Return to Babylon is a 2013 black-and-white silent film about the silent film era. It was directed by Alex Monty Canawati. It stars an ensemble cast of Jennifer Tilly, María Conchita Alonso, Ione Skye, Debi Mazar, Laura Harring, and Tippi Hedren.

==Premise==
Photographed with a hand-cranked camera and scored with music of the roaring twenties, this silent film strings together the lives of the most famous and infamous stars of the 1920s, including Rudolph Valentino, Gloria Swanson, Clara Bow, Lupe Vélez, Fatty Arbuckle, and William Desmond Taylor.

==Cast==

- Jennifer Tilly as Clara Bow
- María Conchita Alonso as Lupe Vélez
- Ione Skye as Virginia Rappe
- Debi Mazar as Gloria Swanson
- Tippi Hedren as Mrs. Peabody
- Rolonda Watts as Josephine Baker
- Laura Harring as Alla Nazimova
- Morganne Picard as Mabel Normand
- Brett Ashy as Fatty Arbuckle
- Paul Kent as Mack Sennett
- Michael Goldman as Adolph Zukor
- Stephen Saux as Mr. Producer
- Marina Bakica as Alma Rubens
- Jack Atlantis as William Desmond Taylor
- Wendy Caron as Barbara La Marr
- Phillip Bloch as Ramon Novarro
- Robert Sherman as Erich von Stroheim
- Devora Lillian as Mary Miles Minter
- Maxwell DeMille as Douglas Fairbanks
- Alex Monty Canawati as Rudolph Valentino
- Adnan Taletovich as John Gilbert
- Jennifer Seifert as Pola Negri

==Background==
Return to Babylon features locations in and around Hollywood, California, including the original home of Rudolph Valentino, Falcon Lair, as well as the Norma Talmadge estate, the Canfield-Moreno Estate, and the Magic Castle in the Hollywood Hills.

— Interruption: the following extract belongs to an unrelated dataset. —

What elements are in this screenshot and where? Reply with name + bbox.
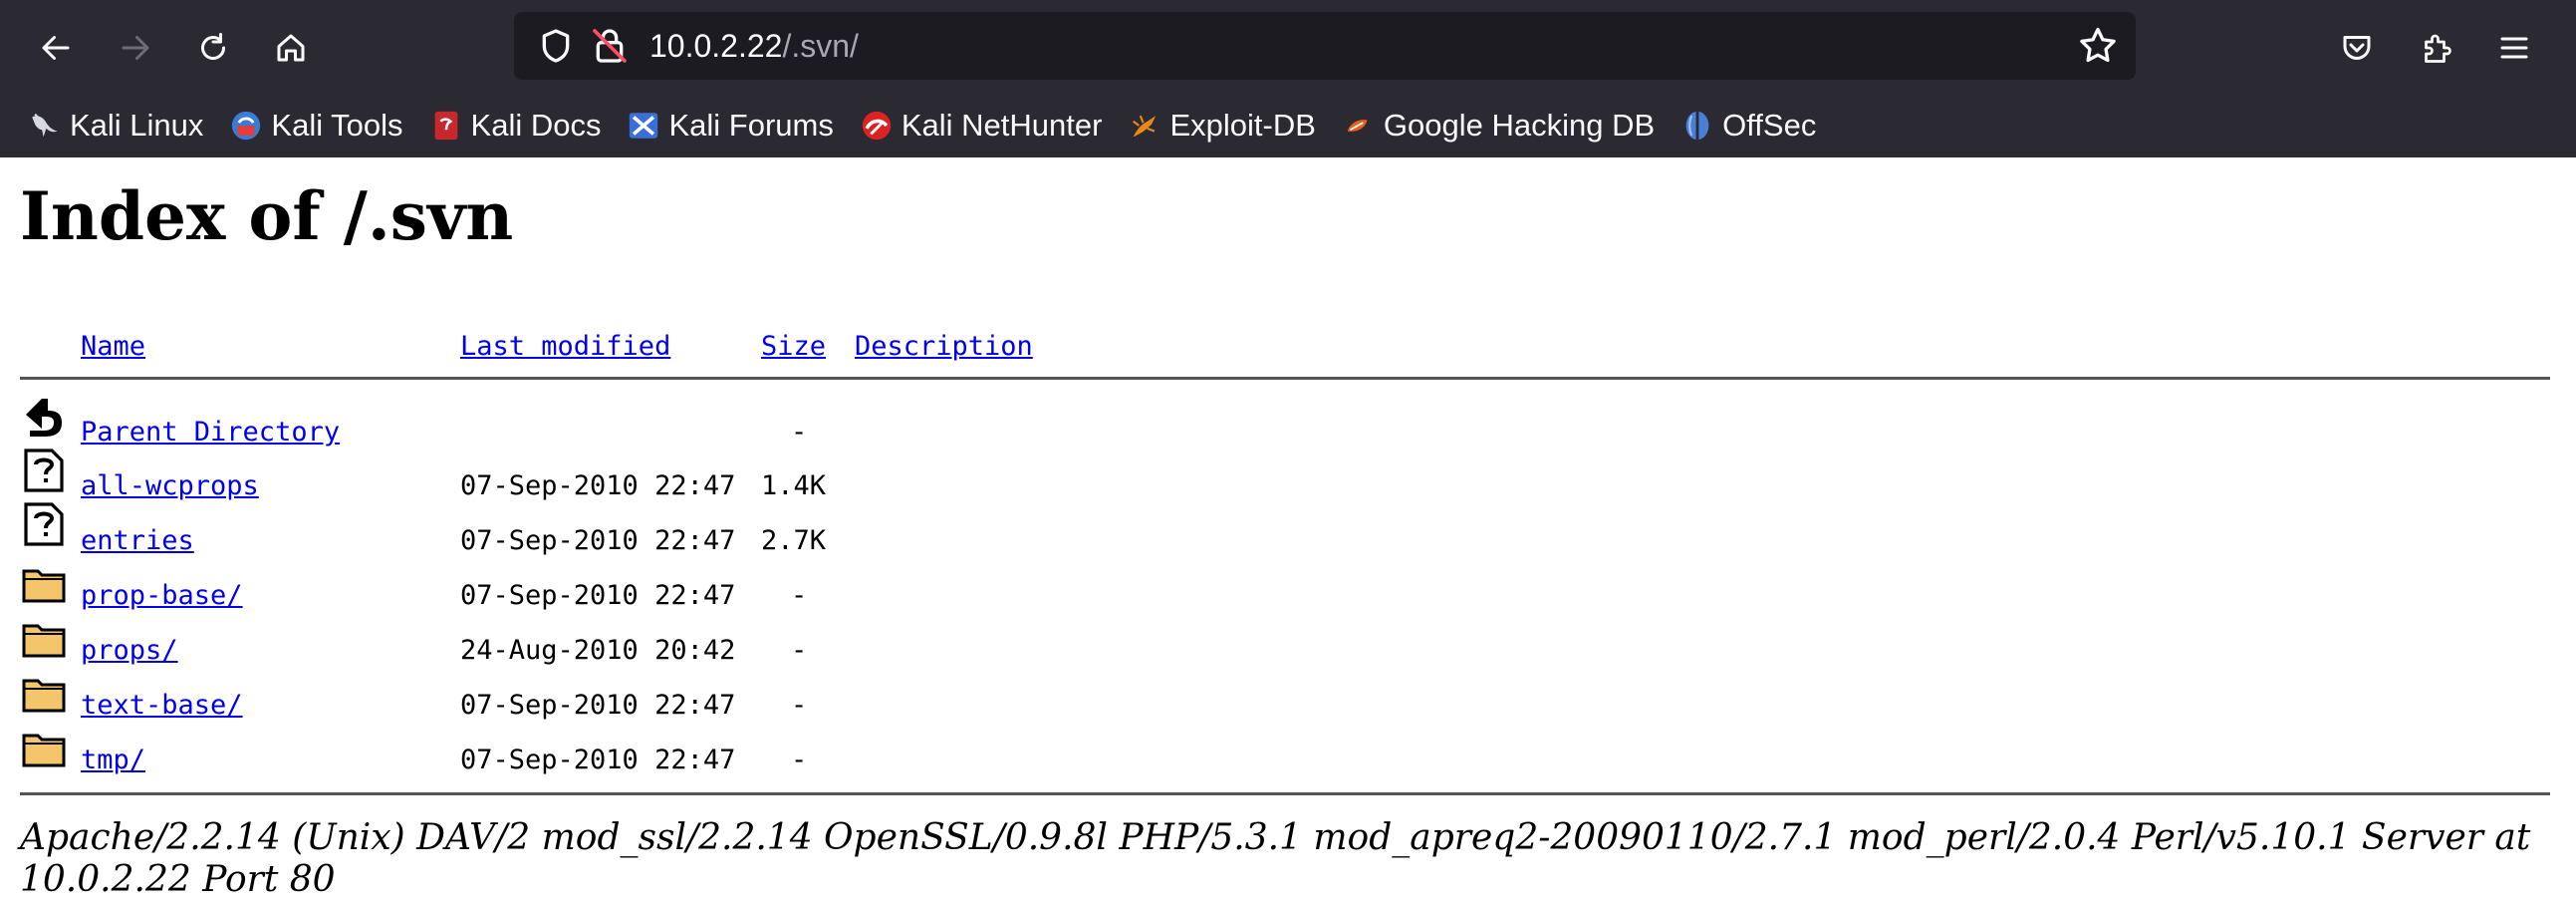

The feature was shot using 19 rolls of 16mm film supposedly found sitting on a sidewalk on Hollywood Boulevard in Hollywood, California.

==Reports of paranormal activity==
The film's marketing played up the notion that the film was haunted. Media releases and interviews stated that the actors faces can be seen "morphing" into grotesque shapes in certain shots. There were reports of actors having elongated and webbed fingers, full bodied apparitions, seeing the faces of dead actors (such as Lon Chaney) manifest in shots, and shadows resembling demons or skeletons. Many of the cast and crew had confirmed many of these reports and stated they experienced odd events during production, with Jennifer Tilly in particular describing feeling "watched" and "touched" by unseen forces during filming.

==Release==
The film was released on 11 August 2013 in the United States. It was released on 15 January 2019 on YouTube after years of not finding home video distribution.